I was particularly touched by what Manion says about the Isrealites' option for food while they are traveling through the desert.  Numbers 11 speaks of the manna that God sent down every night for them to eat.  They would then go around gathering it and would grind it up to either be cooked in a pot or made into cakes.  It doesn't sound like there were too many options for preparation, and this is what they ate for every meal.  I think I would start to grumble myself.  But then I was reminded that the manna was God's provision and it was literally falling from heaven for them.  As horrible as the thought of controlled poison being injected into my veins every 3 weeks is, chemotherapy is God's provision for me to be well and for this cancer to hopefully never come back.  As much as I hate not being able to sleep in my beloved fetal position with pillows between my legs and arms, the expanders are God's provision that my body might someday look pretty normal again.  And the short days, well maybe it is God's provision for me to slow down a bit and allow for some hibernation to get through the next few months. Especially with Thanksgiving being next week, I am so very grateful for the manna that God has provided for me and will do my best to avoid the grumbling and complaining.  

Friday, November 11, 2011

Almost Halfway There!


Wednesday was my third Chemotherapy treatment and I am excited to say that I am almost halfway through all of my chemo.  I say "almost" because I am still struggling through the side effects of this most recent treatment and feel like once I get through the next few days, I can honestly say I am halfway there. I have been relying on the Sancuso patch again for this round and it has been successful at keeping the nausea under control and keeping me out of the ER. I am extremely grateful for that. I am also grateful for the Lord's provision of those that cared for the kids and for me during the days when I am mostly in my bed.  It seems that He always works out the schedule to allow my mom, my aunt, and my friends to fill in the gaps when I don't have the strength for the usual activities.  

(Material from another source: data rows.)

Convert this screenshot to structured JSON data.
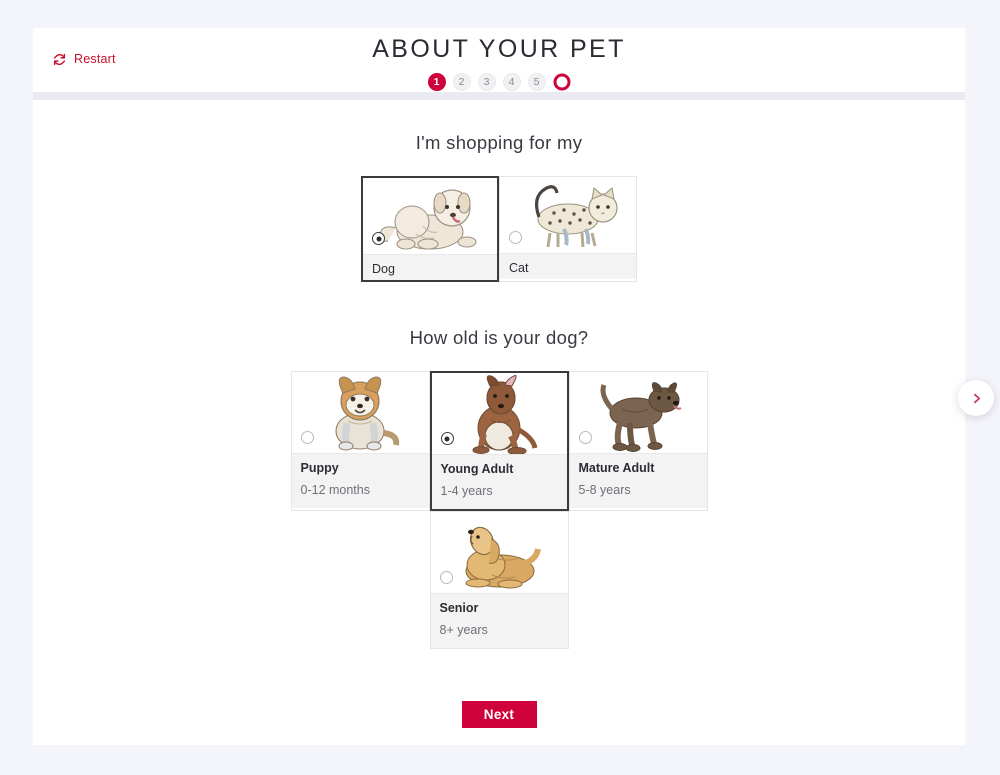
{
  "header": {
    "title": "ABOUT YOUR PET",
    "restart_label": "Restart",
    "restart_icon": "refresh-icon",
    "accent_color": "#d0023c",
    "steps": [
      {
        "label": "1",
        "state": "active"
      },
      {
        "label": "2",
        "state": "inactive"
      },
      {
        "label": "3",
        "state": "inactive"
      },
      {
        "label": "4",
        "state": "inactive"
      },
      {
        "label": "5",
        "state": "inactive"
      },
      {
        "label": "",
        "state": "finish"
      }
    ]
  },
  "main": {
    "question_pet": "I'm shopping for my",
    "question_age": "How old is your dog?",
    "pet_options": [
      {
        "label": "Dog",
        "selected": true,
        "art": "dog-illustration"
      },
      {
        "label": "Cat",
        "selected": false,
        "art": "cat-illustration"
      }
    ],
    "age_options": [
      {
        "label": "Puppy",
        "sub": "0-12 months",
        "selected": false,
        "art": "puppy-illustration"
      },
      {
        "label": "Young Adult",
        "sub": "1-4 years",
        "selected": true,
        "art": "young-adult-dog-illustration"
      },
      {
        "label": "Mature Adult",
        "sub": "5-8 years",
        "selected": false,
        "art": "mature-adult-dog-illustration"
      },
      {
        "label": "Senior",
        "sub": "8+ years",
        "selected": false,
        "art": "senior-dog-illustration"
      }
    ],
    "next_label": "Next",
    "float_arrow_icon": "chevron-right-icon"
  }
}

This week I have been reminded once again that this journey that I am on is all because God loves me and wants the best for me.  He has provided an opportunity ("a Land Between" as we heard at church on Sunday) for growth as I seek to put my trust completely in Him and learn that God is all I need.  I don't think I could have learned this without traveling through this land between at this time in my life.  So I will continue to be grateful and cling to how great His affections are for me.